A trama resgata personagens da primeira temporada, como Cibele, Marcinho, Amâncio (Thomás Aquino), Lorraine (Gi Fernandes), Joana (Kênia Bárbara) e o grande vilão em comum Sérgio (Eduardo Sterblitch) — que, nesta fase, foi eleito vereador após ter sido inocentado na Justiça pelo incêndio que mata a síndica Lucia (Drica Moraes) e o marido dela, Jorge (Guilherme Fontes). "Alguém com o caráter dele, agora com poder, foro privilegiado, passa a ter a certeza de estar acima das instituições. Ele se torna mais perigoso", ressalta Eduardo.
Perdão
A intolerância continua sendo a espinha dorsal da série. O autor, Lucas Paraizo, explica que, por ser uma espécie de antologia, a produção carrega essa temática entre as temporadas. Porém, para avançar na lente de aumento das relações familiares e sociais — que traz desdobramentos extremos baseados na agressividade que, por vezes, beiram o absurdo —, o perdão também ganha protagonismo. "Somos capazes de perdoar? O que perdoar significa para cada um?", questiona.

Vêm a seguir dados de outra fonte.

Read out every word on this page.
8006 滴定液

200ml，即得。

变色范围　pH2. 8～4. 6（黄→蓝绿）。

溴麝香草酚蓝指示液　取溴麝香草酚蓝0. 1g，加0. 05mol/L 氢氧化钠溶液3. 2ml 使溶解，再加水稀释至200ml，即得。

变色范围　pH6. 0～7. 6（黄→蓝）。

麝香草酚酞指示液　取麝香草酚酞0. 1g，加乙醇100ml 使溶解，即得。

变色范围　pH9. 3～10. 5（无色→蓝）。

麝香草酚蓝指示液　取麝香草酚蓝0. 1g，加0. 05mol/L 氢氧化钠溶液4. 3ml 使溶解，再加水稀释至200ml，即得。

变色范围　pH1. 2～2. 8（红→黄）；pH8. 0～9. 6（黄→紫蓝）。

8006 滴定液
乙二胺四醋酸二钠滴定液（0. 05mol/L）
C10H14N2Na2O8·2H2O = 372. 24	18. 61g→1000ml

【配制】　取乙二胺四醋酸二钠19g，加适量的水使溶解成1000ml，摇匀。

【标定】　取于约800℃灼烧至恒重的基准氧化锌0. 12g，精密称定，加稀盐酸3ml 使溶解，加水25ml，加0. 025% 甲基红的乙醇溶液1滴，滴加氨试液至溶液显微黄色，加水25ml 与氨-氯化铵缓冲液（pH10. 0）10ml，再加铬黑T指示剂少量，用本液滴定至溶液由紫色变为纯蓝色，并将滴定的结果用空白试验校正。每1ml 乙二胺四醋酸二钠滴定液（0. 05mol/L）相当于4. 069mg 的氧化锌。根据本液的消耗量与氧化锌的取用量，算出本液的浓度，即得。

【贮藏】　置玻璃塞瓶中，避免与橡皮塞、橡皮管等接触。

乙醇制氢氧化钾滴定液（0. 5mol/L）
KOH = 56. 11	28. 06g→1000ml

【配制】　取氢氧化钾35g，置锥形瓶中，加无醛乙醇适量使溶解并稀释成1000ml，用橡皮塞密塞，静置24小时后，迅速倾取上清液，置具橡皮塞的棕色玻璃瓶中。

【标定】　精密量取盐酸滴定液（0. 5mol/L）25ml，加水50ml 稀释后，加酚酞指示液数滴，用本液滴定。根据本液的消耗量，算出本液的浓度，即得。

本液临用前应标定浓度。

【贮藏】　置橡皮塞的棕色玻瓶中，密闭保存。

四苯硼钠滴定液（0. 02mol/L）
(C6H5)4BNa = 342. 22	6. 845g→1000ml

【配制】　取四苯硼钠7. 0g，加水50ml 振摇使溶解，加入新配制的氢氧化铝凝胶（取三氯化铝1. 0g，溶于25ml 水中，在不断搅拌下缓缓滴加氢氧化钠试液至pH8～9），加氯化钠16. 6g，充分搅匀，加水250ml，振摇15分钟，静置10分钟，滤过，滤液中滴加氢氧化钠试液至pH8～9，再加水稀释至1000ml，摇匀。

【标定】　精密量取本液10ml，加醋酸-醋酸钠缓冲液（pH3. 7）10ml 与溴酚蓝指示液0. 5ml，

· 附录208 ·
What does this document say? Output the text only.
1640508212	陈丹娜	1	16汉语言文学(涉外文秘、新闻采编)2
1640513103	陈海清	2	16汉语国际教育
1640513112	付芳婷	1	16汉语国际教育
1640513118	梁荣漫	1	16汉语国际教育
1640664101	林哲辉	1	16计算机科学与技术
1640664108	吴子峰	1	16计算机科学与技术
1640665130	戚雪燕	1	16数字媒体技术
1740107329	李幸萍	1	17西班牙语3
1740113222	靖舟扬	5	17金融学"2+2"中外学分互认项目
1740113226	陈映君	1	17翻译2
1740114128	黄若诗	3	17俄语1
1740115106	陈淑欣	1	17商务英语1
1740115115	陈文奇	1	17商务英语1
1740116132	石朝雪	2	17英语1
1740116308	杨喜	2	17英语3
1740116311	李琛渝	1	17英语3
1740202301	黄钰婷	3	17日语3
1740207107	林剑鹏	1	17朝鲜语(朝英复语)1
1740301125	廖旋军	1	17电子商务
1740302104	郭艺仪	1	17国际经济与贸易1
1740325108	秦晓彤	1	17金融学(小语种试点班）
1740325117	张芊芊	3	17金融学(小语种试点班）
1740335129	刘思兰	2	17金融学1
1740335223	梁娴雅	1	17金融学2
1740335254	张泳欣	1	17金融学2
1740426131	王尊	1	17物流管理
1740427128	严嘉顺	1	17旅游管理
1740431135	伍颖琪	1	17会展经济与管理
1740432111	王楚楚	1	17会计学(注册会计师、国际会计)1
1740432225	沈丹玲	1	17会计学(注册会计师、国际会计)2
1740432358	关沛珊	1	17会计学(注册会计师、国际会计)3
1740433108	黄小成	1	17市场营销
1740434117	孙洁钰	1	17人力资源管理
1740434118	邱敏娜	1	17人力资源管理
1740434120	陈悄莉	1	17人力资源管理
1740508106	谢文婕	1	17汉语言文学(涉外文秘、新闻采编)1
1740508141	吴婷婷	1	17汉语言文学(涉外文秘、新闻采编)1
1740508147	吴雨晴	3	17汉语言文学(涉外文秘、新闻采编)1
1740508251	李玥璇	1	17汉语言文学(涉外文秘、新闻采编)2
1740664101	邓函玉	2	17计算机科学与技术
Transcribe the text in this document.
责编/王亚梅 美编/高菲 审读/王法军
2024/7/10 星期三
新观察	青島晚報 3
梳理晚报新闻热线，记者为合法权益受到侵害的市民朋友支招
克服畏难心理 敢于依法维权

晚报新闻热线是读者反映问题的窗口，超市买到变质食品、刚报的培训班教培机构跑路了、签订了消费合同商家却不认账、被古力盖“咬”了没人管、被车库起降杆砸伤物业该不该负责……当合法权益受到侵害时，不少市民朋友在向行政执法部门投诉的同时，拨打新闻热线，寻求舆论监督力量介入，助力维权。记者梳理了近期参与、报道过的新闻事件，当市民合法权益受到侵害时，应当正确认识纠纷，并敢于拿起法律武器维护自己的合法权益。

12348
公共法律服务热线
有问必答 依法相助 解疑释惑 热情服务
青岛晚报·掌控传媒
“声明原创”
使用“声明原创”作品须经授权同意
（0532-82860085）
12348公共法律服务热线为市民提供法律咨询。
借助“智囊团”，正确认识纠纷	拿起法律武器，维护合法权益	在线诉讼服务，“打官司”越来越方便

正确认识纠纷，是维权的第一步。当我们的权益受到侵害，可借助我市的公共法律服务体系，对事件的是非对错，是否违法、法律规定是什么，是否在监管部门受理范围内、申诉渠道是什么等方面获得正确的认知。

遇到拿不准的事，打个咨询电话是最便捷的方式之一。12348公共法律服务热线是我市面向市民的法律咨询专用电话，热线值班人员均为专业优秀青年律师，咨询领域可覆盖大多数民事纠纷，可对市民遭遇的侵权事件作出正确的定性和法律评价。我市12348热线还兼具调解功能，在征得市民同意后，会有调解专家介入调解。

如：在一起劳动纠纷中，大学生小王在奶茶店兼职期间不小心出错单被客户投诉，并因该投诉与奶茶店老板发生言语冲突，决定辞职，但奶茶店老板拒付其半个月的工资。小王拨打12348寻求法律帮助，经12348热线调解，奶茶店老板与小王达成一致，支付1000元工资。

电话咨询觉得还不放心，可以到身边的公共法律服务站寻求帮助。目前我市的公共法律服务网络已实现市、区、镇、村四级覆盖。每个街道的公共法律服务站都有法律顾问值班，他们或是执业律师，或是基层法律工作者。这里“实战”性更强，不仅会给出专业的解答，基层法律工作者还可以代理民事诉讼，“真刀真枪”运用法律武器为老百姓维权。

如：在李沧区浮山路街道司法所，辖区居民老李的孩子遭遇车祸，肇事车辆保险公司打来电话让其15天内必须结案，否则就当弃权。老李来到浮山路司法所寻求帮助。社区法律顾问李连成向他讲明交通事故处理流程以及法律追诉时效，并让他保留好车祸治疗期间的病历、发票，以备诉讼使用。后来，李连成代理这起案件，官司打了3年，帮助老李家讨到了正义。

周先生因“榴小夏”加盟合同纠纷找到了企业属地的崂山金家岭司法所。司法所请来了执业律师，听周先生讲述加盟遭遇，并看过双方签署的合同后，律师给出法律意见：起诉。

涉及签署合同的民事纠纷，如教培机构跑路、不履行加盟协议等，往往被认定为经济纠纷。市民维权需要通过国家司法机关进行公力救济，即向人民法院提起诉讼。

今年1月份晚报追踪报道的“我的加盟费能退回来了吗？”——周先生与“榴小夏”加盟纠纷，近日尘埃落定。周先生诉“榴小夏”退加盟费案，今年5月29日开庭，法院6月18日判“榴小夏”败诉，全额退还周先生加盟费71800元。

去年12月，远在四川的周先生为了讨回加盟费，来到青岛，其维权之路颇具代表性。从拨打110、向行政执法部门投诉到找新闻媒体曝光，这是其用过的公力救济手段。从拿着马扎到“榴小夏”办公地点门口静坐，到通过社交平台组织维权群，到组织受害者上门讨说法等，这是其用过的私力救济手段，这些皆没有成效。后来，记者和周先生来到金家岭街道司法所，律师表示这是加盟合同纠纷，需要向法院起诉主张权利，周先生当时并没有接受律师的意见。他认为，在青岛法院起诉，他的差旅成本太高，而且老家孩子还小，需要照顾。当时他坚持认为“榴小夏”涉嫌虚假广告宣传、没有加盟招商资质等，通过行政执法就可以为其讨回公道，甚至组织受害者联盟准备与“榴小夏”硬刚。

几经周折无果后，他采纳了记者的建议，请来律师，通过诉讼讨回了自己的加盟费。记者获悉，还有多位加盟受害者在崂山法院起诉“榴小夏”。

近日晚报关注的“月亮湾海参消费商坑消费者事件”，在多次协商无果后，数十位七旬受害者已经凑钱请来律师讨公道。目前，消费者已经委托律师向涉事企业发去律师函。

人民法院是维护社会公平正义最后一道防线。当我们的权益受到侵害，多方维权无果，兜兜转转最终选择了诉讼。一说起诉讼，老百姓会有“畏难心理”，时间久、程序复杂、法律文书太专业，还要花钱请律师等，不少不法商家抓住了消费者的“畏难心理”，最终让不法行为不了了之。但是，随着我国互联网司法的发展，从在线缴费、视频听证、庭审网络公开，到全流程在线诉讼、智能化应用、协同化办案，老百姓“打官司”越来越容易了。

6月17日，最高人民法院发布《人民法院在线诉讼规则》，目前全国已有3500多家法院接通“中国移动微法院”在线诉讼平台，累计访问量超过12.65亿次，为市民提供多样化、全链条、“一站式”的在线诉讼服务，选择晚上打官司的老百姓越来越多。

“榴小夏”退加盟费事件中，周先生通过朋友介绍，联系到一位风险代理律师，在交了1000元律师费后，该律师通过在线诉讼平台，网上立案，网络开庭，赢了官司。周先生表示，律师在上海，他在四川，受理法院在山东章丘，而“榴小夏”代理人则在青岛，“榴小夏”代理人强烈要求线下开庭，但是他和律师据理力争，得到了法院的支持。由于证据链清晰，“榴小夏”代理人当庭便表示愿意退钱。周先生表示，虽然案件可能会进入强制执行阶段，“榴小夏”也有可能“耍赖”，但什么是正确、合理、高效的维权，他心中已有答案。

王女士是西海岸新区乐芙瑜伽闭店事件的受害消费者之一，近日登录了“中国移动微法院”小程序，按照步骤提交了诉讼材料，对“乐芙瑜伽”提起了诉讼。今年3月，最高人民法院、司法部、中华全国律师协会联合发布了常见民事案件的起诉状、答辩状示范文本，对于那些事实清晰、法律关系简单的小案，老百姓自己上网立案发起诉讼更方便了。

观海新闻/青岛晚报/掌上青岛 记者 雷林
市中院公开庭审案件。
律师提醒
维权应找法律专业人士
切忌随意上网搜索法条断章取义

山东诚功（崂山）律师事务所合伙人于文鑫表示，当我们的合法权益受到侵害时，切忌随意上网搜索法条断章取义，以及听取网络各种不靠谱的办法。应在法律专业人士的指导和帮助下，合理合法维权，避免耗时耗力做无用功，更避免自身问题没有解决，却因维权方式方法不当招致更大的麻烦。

De acordo com a diretora artística, Luísa Lima, a troca de cenário amplia a percepção de que continuamos todos divididos e com medo. "Independentemente de classe social, oscilando entre sentimentos e reações, por vezes, incontroláveis", avalia. Lucas complementa que a produção traz como diferencial dramatúrgico uma redirecionada no ritmo: "Essa temporada é mais questionadora do que reativa. As reações são mais premeditadas, agora. Existe um cinismo que não existia com tanta força na primeira temporada. Mas o novo cenário nos mostra que a intolerância domina a sociedade, e está em vários espaços, não somente em um condomínio enclausurado, mas também em um ambiente mais arejado e arborizado. Inclusive, o conflito inicial se dá por conta de uma poda de árvore", complementa.
O primeiro episódio da primeira temporada começa com a personagem Raquel, defendida por Letícia Colin, irritando-se com o barulho de uma serra elétrica que destrói uma árvore na casa ao lado. Ela se levanta e vai brigar com o vizinho, que é justamente o miliciano Sérgio.
A atriz — um dos nomes mais robustos da atual safra —explicou a dinâmica da personagem que defende, uma evangélica de classe média alta. "Raquel vem para ser alguém à altura para o embate com o Sérgio, assim como a Cibele. Mas a função dela é provocar, incomodar, temer, trazer vulnerabilidade, porque ela se sente muito autorizada a dizer o que pensa. Os dois são muito diferentes, mas têm muita coisa em comum. A série mostra que ninguém é só uma coisa", observa.
Vingança
Completando o time de peso, Mariana Sousa Nunes e Luis Lobianco se juntam ao grupo. A atriz brasiliense surge como Maria, a enigmática nova moradora do condomínio onde Raquel vive com o marido Paulo (Sérgio Guizé) e comanda uma célula onde exerce sua influência religiosa. A nova personagem desponta como condutora de uma vingança e está acompanhada do filho Kevin (Cauê Campos), um jovem com quem tem uma relação conturbada, o que fica claro já no primeiro episódio.
"Mais uma vez, dou vida a uma mãe, acho que os diretores e produtores de elenco me veem com a mesma maternagem que meu psicanalista. Só que, desta vez, eu vivo uma mãe que não dialoga com o filho e, muitas vezes, parece não ter afeto por ele. É um contraponto da personagem da Adriana Esteves, que busca uma justiça motivada pela dor de uma mãe", conclui Mariana.